Prime Minister Benjamin Netanyahu spent the day with his top security advisers discussing the situation. Afterwards, he sent a mixed message, urging people to remain calm while also approving special precautionary measures.
"There is no reason to change daily routines," he said. "At the same time we are prepared for any scenario."
He said the Israeli military "is ready to defend against any threat and to respond strongly against any attempt to harm Israeli citizens".
An Israeli official said the government had ordered a "limited" call-up of reserve units to beef up civil defence preparations and to operate air-defence units near the border.
A military official said several hundred troops were being mobilised, though there was authorisation to call up thousands more if needed.
Earlier, defence officials had confirmed the deployment of Iron Dome and Patriot missile-defence batteries in areas near the Syrian border.

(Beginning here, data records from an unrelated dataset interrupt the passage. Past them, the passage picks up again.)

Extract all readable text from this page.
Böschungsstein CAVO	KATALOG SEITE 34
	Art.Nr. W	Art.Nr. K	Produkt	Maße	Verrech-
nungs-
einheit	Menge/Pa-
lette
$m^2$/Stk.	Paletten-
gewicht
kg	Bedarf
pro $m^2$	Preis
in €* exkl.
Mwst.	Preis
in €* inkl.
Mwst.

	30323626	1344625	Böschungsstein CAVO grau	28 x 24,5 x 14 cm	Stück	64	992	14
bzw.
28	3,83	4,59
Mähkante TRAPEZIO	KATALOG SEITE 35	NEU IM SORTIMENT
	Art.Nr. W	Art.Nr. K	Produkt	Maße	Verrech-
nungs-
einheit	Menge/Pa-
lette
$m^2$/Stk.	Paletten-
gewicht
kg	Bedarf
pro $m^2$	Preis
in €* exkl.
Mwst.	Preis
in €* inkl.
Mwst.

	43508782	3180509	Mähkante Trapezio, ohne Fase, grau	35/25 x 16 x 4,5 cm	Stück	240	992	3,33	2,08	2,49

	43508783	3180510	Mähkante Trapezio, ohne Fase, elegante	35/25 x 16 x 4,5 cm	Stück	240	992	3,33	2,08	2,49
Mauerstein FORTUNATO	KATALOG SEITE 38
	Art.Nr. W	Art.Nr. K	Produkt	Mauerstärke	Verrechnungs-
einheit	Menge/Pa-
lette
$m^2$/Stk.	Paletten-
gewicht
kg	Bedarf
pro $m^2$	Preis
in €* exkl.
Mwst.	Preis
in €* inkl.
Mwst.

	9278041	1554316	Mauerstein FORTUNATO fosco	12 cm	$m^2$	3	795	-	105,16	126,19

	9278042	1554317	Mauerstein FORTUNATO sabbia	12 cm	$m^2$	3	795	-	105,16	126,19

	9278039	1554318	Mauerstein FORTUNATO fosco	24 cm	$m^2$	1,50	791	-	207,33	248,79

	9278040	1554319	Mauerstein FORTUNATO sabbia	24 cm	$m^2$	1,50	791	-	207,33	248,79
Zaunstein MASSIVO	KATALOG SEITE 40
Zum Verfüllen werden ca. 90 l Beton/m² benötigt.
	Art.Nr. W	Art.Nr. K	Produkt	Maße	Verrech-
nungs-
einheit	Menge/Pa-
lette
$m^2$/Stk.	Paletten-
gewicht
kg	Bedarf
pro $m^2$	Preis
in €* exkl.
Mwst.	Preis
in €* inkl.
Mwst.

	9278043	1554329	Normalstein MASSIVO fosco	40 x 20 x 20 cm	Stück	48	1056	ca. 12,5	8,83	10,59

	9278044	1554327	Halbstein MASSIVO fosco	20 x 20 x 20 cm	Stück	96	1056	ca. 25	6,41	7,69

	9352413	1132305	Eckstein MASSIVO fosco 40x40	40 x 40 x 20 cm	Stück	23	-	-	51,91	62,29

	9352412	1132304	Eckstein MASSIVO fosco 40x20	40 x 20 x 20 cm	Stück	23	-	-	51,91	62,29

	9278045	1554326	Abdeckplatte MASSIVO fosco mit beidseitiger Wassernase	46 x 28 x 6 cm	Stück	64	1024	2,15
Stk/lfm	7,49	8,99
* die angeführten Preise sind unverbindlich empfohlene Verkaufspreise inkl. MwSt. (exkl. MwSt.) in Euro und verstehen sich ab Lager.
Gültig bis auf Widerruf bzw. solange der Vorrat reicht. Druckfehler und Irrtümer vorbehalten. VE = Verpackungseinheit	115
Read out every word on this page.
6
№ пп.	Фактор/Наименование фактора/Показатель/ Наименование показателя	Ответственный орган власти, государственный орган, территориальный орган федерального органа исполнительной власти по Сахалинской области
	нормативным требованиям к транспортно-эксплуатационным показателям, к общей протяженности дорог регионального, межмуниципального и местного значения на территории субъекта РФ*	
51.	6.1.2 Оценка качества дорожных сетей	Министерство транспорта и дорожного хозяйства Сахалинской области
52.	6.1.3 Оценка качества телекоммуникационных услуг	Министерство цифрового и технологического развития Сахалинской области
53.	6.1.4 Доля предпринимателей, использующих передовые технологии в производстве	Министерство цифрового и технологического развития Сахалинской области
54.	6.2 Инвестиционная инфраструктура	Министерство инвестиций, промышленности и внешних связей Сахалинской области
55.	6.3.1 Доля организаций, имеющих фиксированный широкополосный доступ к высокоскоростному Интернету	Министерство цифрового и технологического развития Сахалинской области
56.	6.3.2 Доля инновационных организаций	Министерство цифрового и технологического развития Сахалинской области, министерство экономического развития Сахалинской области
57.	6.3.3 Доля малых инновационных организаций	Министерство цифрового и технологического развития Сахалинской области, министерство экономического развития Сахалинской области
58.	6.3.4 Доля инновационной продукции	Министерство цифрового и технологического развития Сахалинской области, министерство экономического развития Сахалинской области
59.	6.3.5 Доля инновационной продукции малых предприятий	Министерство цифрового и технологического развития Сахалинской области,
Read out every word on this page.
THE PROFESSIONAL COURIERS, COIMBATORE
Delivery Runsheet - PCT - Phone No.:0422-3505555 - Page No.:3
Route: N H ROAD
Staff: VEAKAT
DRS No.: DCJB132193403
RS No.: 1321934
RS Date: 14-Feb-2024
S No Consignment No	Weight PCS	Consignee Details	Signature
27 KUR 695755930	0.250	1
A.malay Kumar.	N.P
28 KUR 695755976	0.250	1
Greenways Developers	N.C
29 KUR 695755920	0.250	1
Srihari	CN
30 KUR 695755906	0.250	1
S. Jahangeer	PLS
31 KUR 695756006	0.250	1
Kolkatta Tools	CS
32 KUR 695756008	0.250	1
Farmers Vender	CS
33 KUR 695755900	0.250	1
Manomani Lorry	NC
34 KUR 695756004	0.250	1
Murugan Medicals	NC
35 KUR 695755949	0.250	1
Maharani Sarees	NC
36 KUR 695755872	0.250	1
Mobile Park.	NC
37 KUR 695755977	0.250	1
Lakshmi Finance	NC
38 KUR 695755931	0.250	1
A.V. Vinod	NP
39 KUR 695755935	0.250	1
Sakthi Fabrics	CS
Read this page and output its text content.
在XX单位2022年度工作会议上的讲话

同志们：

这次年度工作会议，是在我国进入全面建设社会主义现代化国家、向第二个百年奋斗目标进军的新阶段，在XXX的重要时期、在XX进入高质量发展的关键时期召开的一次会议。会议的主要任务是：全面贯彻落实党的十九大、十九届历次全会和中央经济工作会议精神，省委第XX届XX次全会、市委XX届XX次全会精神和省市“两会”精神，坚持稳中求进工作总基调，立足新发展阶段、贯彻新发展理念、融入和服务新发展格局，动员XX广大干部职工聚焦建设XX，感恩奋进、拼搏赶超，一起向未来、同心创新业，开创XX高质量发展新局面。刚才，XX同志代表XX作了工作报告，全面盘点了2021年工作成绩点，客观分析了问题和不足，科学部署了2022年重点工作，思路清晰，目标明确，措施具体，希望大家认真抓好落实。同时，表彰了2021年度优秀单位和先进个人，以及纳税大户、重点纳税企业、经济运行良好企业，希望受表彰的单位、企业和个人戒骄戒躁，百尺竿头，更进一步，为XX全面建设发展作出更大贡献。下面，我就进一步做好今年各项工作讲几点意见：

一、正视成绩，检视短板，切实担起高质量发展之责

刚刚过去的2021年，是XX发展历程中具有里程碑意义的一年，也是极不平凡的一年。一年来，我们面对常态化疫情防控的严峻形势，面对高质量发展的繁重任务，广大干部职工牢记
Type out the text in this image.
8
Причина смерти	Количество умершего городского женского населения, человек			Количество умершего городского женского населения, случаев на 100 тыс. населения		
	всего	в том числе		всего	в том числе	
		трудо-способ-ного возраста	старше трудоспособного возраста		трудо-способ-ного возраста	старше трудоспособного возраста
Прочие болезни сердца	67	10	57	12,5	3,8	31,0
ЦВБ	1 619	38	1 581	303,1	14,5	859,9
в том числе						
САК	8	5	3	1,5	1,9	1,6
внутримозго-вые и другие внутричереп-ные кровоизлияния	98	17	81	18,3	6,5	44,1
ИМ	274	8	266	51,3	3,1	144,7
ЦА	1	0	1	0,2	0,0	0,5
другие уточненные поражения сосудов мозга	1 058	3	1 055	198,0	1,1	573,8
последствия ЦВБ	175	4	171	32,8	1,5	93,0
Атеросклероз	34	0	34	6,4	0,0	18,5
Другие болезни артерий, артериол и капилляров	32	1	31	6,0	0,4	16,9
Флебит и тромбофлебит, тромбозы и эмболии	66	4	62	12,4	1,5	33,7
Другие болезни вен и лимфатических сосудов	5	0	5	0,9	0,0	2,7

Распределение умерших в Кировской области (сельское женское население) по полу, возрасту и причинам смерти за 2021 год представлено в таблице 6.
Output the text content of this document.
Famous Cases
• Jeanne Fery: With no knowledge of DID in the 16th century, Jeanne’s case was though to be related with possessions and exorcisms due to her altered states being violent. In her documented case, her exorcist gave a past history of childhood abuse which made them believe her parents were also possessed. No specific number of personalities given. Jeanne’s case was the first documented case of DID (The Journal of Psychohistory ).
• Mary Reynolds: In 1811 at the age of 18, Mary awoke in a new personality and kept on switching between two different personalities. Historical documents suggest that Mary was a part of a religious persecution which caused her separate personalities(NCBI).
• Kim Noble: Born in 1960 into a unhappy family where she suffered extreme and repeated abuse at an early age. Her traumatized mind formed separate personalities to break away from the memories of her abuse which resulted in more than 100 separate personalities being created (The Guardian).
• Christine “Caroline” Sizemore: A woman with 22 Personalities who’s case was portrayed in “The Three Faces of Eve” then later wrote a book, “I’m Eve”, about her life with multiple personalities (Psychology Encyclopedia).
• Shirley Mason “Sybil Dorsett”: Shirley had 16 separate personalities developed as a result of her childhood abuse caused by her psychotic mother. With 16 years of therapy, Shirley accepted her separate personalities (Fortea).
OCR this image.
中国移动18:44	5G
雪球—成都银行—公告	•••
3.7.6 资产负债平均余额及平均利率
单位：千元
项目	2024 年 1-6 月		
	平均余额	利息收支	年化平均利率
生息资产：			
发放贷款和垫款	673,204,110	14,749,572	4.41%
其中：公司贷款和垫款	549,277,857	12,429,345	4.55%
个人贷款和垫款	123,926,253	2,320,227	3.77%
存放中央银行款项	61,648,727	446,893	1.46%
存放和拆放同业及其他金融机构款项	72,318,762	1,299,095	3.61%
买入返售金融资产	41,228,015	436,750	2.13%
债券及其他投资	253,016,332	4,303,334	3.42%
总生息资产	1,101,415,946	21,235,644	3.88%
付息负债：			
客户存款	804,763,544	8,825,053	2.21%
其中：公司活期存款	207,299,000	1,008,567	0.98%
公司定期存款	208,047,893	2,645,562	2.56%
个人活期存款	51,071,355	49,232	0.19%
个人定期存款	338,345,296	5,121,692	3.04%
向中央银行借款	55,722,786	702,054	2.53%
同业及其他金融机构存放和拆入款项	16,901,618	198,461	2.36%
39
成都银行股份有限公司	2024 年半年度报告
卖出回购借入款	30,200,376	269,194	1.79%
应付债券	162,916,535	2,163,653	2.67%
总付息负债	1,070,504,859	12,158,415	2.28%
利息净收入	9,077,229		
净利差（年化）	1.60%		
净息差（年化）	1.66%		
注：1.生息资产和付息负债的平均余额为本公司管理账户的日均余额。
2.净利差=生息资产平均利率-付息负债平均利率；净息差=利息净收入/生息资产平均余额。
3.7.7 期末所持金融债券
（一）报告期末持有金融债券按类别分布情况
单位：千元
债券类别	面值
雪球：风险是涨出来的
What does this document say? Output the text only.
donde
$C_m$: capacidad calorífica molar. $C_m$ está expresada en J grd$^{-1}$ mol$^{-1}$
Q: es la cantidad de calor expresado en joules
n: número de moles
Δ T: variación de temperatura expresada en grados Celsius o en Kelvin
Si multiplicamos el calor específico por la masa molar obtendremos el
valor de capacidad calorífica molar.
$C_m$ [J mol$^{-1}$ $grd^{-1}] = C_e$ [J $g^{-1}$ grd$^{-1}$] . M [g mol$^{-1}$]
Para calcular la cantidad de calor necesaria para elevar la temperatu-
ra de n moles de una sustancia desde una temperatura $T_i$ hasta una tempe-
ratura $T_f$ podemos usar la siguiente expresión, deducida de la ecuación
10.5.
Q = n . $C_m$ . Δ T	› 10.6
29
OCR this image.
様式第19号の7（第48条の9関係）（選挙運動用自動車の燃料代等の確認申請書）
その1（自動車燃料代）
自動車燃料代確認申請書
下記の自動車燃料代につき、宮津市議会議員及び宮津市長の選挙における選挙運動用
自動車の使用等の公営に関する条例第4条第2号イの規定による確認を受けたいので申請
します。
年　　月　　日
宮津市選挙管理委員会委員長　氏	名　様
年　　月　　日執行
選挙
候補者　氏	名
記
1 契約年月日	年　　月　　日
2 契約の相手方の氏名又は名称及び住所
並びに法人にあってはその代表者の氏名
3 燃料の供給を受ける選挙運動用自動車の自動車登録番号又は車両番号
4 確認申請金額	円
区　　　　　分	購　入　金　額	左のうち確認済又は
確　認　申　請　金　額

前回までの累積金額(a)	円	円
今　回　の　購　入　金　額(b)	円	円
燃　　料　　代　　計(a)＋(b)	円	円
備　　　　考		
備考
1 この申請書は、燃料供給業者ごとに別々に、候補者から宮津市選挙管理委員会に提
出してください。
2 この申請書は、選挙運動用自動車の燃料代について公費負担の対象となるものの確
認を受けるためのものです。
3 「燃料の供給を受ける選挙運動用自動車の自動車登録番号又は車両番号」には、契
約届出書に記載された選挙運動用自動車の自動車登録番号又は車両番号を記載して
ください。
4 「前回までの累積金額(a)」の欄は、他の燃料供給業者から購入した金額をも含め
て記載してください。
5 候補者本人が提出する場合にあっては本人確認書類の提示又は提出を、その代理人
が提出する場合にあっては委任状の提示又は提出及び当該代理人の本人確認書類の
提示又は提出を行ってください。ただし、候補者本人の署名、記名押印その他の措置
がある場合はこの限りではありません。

Israel uses US-made Patriot missile defence batteries against medium-range missiles, and the Iron Dome system is designed to intercept rockets fired from short distances of up to 70 kilometres.
Large crowds gathered at gas-mask distribution centres across the country, waiting in long lines for protection kits.
Israeli demand for gas masks has tripled in recent days, said Maya Avishai of the Israeli postal service, which oversees gas mask distribution. About five million Israelis, roughly 60 per cent of the population, now have gas masks, she said. All citizens are eligible for the kits.
A large crowd formed at a Tel Aviv distribution centre yesterday, where Galia Cohen was among those waiting for hours to collect free masks.
"I have two children and I am afraid for my children," she said.
Sivan Yehieli, chairman of a civilian emergency response committee along the northern border with Syria and Lebanon, said towns were readying bomb shelters and drilling school children on how to flee to shelters.
"The citizens need to be prepared just like the army," said Yehieli. "We don't want to find ourselves surprised."